The Assembly also noted difficulties that the monitors encountered at various polling stations.

Nashi and Goloskokov are demanding a retraction of the statements, and compensation to Russia in the sum of 353 million rubles.

“Golos,” a Russian organization which also tracked the elections, released a report of major irregularities on December 4th. During the vote, Golos opened nationwide hotlines where voters could call in problems they encountered. The violations included restrictions on monitors (23%), illegal campaigning (22%), irregularities in voter lists (15%), coercion to vote and pressure on voters (11%), as well as lack of privacy at the ballot box (9%). 4% of the electorate reported bribes or lottery drawings offered to voters, and a full 15% reported other violations.

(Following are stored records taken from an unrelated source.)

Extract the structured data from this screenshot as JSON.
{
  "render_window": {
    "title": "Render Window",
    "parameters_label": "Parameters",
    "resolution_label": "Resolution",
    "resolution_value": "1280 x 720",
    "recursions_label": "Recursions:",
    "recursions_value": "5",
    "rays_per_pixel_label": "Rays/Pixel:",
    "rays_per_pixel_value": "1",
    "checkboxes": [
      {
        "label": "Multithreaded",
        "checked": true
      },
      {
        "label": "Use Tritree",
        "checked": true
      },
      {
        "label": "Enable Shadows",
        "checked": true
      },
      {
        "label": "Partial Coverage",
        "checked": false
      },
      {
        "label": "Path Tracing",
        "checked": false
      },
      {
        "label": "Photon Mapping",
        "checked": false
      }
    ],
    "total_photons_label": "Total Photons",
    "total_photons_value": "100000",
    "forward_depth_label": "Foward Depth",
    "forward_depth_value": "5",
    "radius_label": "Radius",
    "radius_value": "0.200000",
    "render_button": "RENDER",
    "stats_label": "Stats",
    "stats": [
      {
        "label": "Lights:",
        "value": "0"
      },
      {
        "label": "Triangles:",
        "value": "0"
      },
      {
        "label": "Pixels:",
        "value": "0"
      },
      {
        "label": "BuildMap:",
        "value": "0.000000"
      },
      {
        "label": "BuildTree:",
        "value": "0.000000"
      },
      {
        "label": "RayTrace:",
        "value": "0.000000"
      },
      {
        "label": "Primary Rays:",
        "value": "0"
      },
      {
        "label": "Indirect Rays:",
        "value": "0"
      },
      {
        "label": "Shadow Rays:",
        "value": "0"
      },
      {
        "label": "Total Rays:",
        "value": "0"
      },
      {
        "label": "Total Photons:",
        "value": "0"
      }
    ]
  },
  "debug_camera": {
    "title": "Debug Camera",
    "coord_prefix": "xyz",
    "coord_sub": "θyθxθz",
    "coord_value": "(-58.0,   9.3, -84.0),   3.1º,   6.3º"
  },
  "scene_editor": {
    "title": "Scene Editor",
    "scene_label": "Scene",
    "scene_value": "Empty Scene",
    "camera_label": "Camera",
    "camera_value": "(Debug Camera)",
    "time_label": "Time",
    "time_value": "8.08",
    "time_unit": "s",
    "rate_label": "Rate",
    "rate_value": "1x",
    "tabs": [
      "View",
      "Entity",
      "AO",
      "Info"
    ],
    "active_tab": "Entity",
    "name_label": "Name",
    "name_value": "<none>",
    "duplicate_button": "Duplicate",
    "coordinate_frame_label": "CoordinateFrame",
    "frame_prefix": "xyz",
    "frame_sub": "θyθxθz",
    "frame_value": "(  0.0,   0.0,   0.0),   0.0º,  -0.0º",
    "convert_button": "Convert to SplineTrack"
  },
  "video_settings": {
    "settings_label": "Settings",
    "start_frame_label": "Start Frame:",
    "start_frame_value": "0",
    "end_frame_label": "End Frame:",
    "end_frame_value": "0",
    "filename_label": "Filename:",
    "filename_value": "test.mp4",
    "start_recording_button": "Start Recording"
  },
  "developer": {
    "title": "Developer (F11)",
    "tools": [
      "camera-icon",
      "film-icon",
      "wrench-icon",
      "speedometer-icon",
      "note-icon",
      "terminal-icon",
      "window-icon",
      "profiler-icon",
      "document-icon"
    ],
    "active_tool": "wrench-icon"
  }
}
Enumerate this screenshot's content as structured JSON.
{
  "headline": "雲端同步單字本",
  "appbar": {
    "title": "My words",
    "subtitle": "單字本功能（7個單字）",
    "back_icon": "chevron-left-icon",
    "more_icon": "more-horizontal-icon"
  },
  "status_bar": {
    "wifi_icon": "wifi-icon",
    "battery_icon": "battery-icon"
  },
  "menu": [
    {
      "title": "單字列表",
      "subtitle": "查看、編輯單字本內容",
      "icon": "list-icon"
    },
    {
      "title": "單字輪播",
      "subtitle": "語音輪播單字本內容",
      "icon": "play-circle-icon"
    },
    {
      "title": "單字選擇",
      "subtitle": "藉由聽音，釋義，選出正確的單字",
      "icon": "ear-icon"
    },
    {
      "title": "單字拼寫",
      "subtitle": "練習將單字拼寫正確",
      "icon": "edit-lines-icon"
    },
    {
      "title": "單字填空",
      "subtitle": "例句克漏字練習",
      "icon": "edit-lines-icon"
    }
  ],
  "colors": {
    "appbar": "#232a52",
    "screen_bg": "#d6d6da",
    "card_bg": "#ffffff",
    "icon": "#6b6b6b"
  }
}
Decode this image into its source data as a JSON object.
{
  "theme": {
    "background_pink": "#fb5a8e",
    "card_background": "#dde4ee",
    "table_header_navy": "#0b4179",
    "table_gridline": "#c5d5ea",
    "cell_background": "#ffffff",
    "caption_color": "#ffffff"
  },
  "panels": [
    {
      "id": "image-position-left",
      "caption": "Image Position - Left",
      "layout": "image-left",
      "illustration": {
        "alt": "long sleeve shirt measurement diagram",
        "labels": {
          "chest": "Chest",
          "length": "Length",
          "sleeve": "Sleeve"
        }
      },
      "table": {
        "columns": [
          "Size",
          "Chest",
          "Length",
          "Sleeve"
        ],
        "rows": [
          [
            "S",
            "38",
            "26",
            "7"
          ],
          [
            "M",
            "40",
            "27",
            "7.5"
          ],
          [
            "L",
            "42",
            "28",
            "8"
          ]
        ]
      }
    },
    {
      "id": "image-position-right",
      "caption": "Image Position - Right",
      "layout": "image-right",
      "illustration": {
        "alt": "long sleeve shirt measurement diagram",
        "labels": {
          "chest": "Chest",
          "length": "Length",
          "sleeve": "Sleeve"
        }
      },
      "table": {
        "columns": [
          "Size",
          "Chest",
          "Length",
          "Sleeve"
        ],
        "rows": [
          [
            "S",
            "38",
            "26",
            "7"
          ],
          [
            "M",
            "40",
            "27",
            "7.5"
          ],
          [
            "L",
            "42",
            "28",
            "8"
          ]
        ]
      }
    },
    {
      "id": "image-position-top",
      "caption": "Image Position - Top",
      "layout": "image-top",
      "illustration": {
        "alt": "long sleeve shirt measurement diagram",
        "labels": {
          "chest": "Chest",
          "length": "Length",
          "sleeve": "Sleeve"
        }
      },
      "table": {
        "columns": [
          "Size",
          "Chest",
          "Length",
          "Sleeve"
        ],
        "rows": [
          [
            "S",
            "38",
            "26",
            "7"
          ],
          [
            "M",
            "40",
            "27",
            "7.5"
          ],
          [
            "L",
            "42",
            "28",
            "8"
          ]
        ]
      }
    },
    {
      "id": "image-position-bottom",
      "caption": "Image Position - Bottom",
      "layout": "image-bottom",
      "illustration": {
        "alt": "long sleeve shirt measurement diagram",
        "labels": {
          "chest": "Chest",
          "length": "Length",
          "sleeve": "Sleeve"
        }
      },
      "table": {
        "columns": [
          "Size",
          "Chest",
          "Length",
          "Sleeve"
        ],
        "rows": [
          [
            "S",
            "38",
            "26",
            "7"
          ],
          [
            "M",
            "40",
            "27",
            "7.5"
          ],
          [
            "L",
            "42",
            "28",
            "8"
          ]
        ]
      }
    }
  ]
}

The Golos statement also gives the organization’s conclusions on the contest. The facts of the electoral campaign, the voting process, and the impossibility of verifying counts (due to the barring of monitors from certain polling stations and widespread refusal to share voting records), “allow ‘Golos’ to put in doubt whether the elections to the State Duma of the Russian Federation correspond to international standards of free, fair and open elections.”